The great bird moves its feathers on the air
like fingers playing on an instrument,
the instrument of wind; it climbs and scarcely moves
                                while steady thermals push
                                its giant wings still higher till it soars
beyond my sight completely, though it peers
               through strange red eyes
               upon my face below.
Its kind is dying from the earth; its wings
               create a foolish envy among men.
Its shadow knew the mammoth and he passed,
               floated above the sabertooth, now gone,
               saw the first spearmen on the bison's track,
               banked sharply, went its way alone.

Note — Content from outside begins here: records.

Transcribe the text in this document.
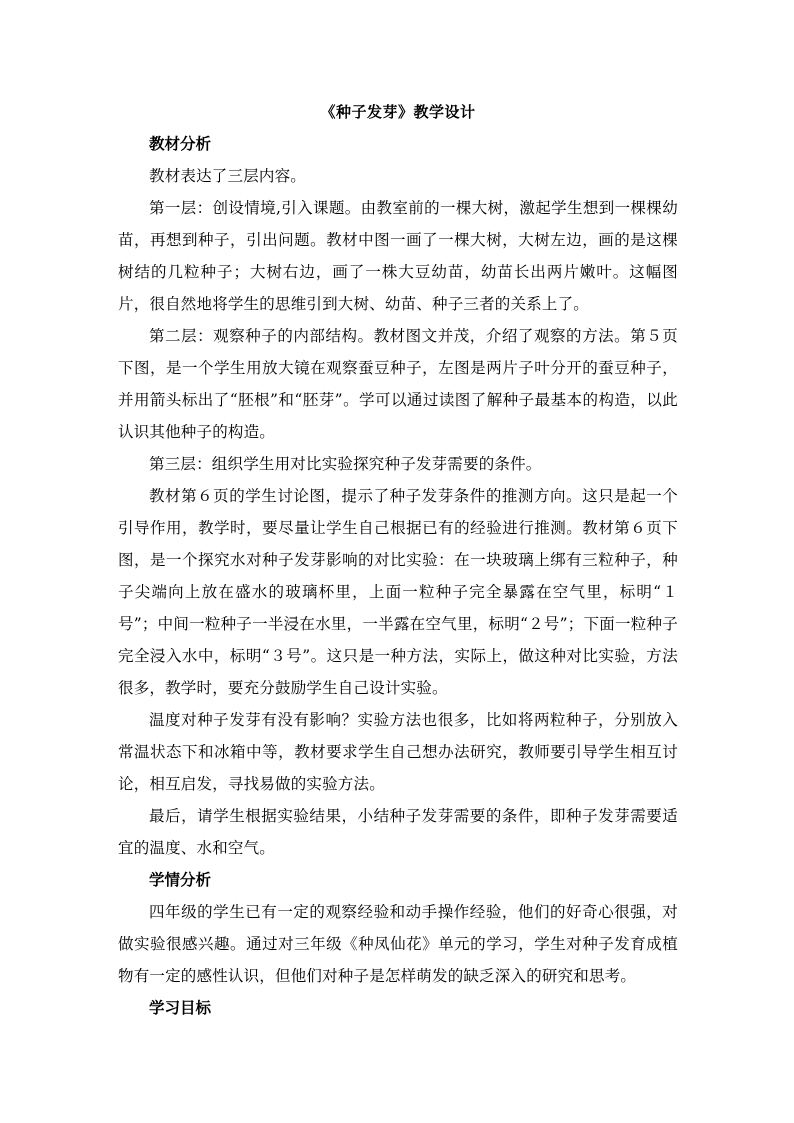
《种子发芽》教学设计

教材分析

教材表达了三层内容。

第一层：创设情境,引入课题。由教室前的一棵大树，激起学生想到一棵棵幼苗，再想到种子，引出问题。教材中图一画了一棵大树，大树左边，画的是这棵树结的几粒种子；大树右边，画了一株大豆幼苗，幼苗长出两片嫩叶。这幅图片，很自然地将学生的思维引到大树、幼苗、种子三者的关系上了。

第二层：观察种子的内部结构。教材图文并茂，介绍了观察的方法。第５页下图，是一个学生用放大镜在观察蚕豆种子，左图是两片子叶分开的蚕豆种子，并用箭头标出了“胚根”和“胚芽”。学可以通过读图了解种子最基本的构造，以此认识其他种子的构造。

第三层：组织学生用对比实验探究种子发芽需要的条件。

教材第６页的学生讨论图，提示了种子发芽条件的推测方向。这只是起一个引导作用，教学时，要尽量让学生自己根据已有的经验进行推测。教材第６页下图，是一个探究水对种子发芽影响的对比实验：在一块玻璃上绑有三粒种子，种子尖端向上放在盛水的玻璃杯里，上面一粒种子完全暴露在空气里，标明“１号”；中间一粒种子一半浸在水里，一半露在空气里，标明“２号”；下面一粒种子完全浸入水中，标明“３号”。这只是一种方法，实际上，做这种对比实验，方法很多，教学时，要充分鼓励学生自己设计实验。

温度对种子发芽有没有影响？实验方法也很多，比如将两粒种子，分别放入常温状态下和冰箱中等，教材要求学生自己想办法研究，教师要引导学生相互讨论，相互启发，寻找易做的实验方法。

最后，请学生根据实验结果，小结种子发芽需要的条件，即种子发芽需要适宜的温度、水和空气。

学情分析

四年级的学生已有一定的观察经验和动手操作经验，他们的好奇心很强，对做实验很感兴趣。通过对三年级《种凤仙花》单元的学习，学生对种子发育成植物有一定的感性认识，但他们对种子是怎样萌发的缺乏深入的研究和思考。

学习目标
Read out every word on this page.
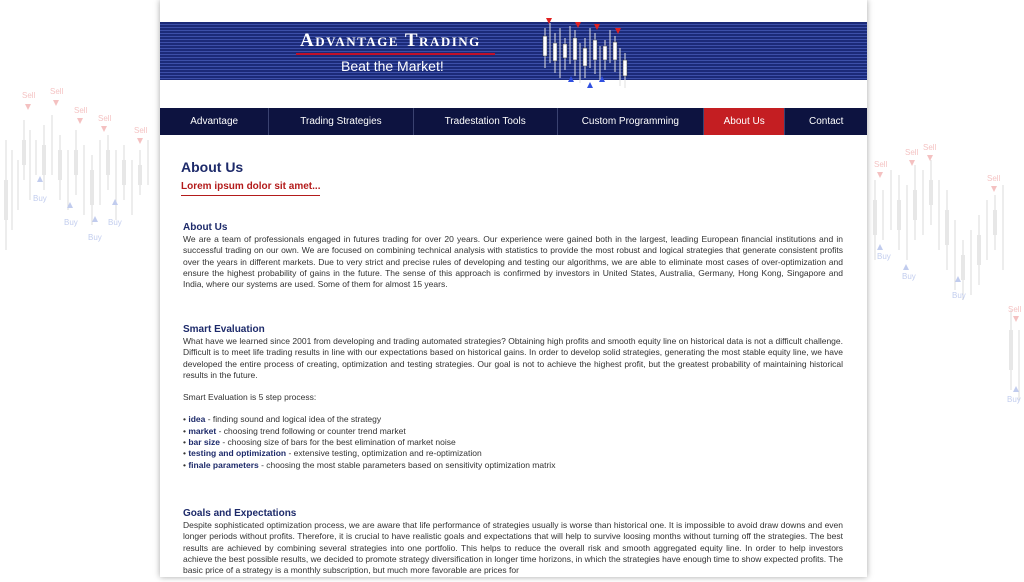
Sell Sell
Sell
Sell
Sell
Buy
Buy
Buy
Buy
Sell
Sell
Sell
Sell
Sell
Buy
Buy
Buy
Buy
Advantage Trading
Beat the Market!
Advantage	Trading Strategies	Tradestation Tools	Custom Programming	About Us	Contact
About Us
Lorem ipsum dolor sit amet...
About Us
We are a team of professionals engaged in futures trading for over 20 years. Our experience were gained both in the largest, leading European financial institutions and in successful trading on our own. We are focused on combining technical analysis with statistics to provide the most robust and logical strategies that generate consistent profits over the years in different markets. Due to very strict and precise rules of developing and testing our algorithms, we are able to eliminate most cases of over-optimization and ensure the highest probability of gains in the future. The sense of this approach is confirmed by investors in United States, Australia, Germany, Hong Kong, Singapore and India, where our systems are used. Some of them for almost 15 years.
Smart Evaluation
What have we learned since 2001 from developing and trading automated strategies? Obtaining high profits and smooth equity line on historical data is not a difficult challenge. Difficult is to meet life trading results in line with our expectations based on historical gains. In order to develop solid strategies, generating the most stable equity line, we have developed the entire process of creating, optimization and testing strategies. Our goal is not to achieve the highest profit, but the greatest probability of maintaining historical results in the future.
Smart Evaluation is 5 step process:
• idea - finding sound and logical idea of the strategy
• market - choosing trend following or counter trend market
• bar size - choosing size of bars for the best elimination of market noise
• testing and optimization - extensive testing, optimization and re-optimization
• finale parameters - choosing the most stable parameters based on sensitivity optimization matrix
Goals and Expectations
Despite sophisticated optimization process, we are aware that life performance of strategies usually is worse than historical one. It is impossible to avoid draw downs and even longer periods without profits. Therefore, it is crucial to have realistic goals and expectations that will help to survive loosing months without turning off the strategies. The best results are achieved by combining several strategies into one portfolio. This helps to reduce the overall risk and smooth aggregated equity line. In order to help investors achieve the best possible results, we decided to promote strategy diversification in longer time horizons, in which the strategies have enough time to show expected profits. The basic price of a strategy is a monthly subscription, but much more favorable are prices for
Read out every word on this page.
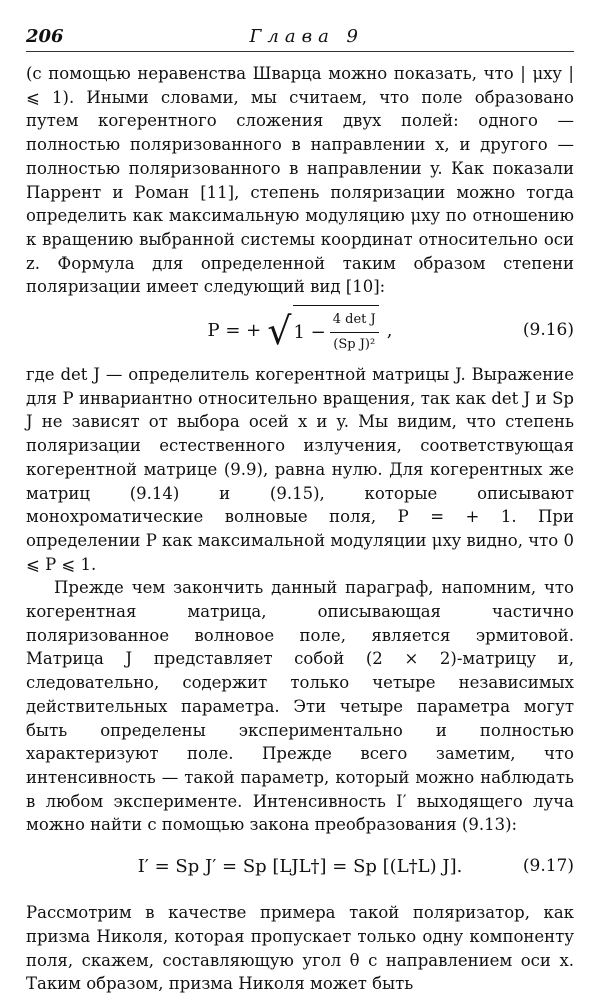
206	Глава 9

(с помощью неравенства Шварца можно показать, что | μxy | ⩽ 1). Иными словами, мы считаем, что поле образовано путем когерентного сложения двух полей: одного — полностью поляризованного в направлении x, и другого — полностью поляризованного в направлении y. Как показали Паррент и Роман [11], степень поляризации можно тогда определить как максимальную модуляцию μxy по отношению к вращению выбранной системы координат относительно оси z. Формула для определенной таким образом степени поляризации имеет следующий вид [10]:

P = + √ $1 - \frac{\text{4 det J}}{\text{(Sp J)²}}$ ,	(9.16)

где det J — определитель когерентной матрицы J. Выражение для P инвариантно относительно вращения, так как det J и Sp J не зависят от выбора осей x и y. Мы видим, что степень поляризации естественного излучения, соответствующая когерентной матрице (9.9), равна нулю. Для когерентных же матриц (9.14) и (9.15), которые описывают монохроматические волновые поля, P = + 1. При определении P как максимальной модуляции μxy видно, что 0 ⩽ P ⩽ 1.

Прежде чем закончить данный параграф, напомним, что когерентная матрица, описывающая частично поляризованное волновое поле, является эрмитовой. Матрица J представляет собой (2 × 2)-матрицу и, следовательно, содержит только четыре независимых действительных параметра. Эти четыре параметра могут быть определены экспериментально и полностью характеризуют поле. Прежде всего заметим, что интенсивность — такой параметр, который можно наблюдать в любом эксперименте. Интенсивность I′ выходящего луча можно найти с помощью закона преобразования (9.13):

I′ = Sp J′ = Sp [LJL†] = Sp [(L†L) J].	(9.17)

Рассмотрим в качестве примера такой поляризатор, как призма Николя, которая пропускает только одну компоненту поля, скажем, составляющую угол θ с направлением оси x. Таким образом, призма Николя может быть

Its eyes are larger than its searching brain;
               the creature sees like a satellite,
               but exists within
               an ice-world now dead. This bird cannot
               understand rifles, multiply its eggs,
               one hidden on a cliff face all it has.
Its shadow is now passing from the earth
               just as the mammoth's shadow at high noon.
Something has gone with each of them, the sky
               is out of balance with the tipping poles.
               No huge, tusked beast is marching with the ice,
no aerial shadow tracks the passing years.
               Only below the haze grows deeper still,
               only the buildings edge up through the murk.
Planes fly, and sometimes crash, but no black wing will write
               the end of man, as man's end should be written
               by all the condor wings beneath high heaven.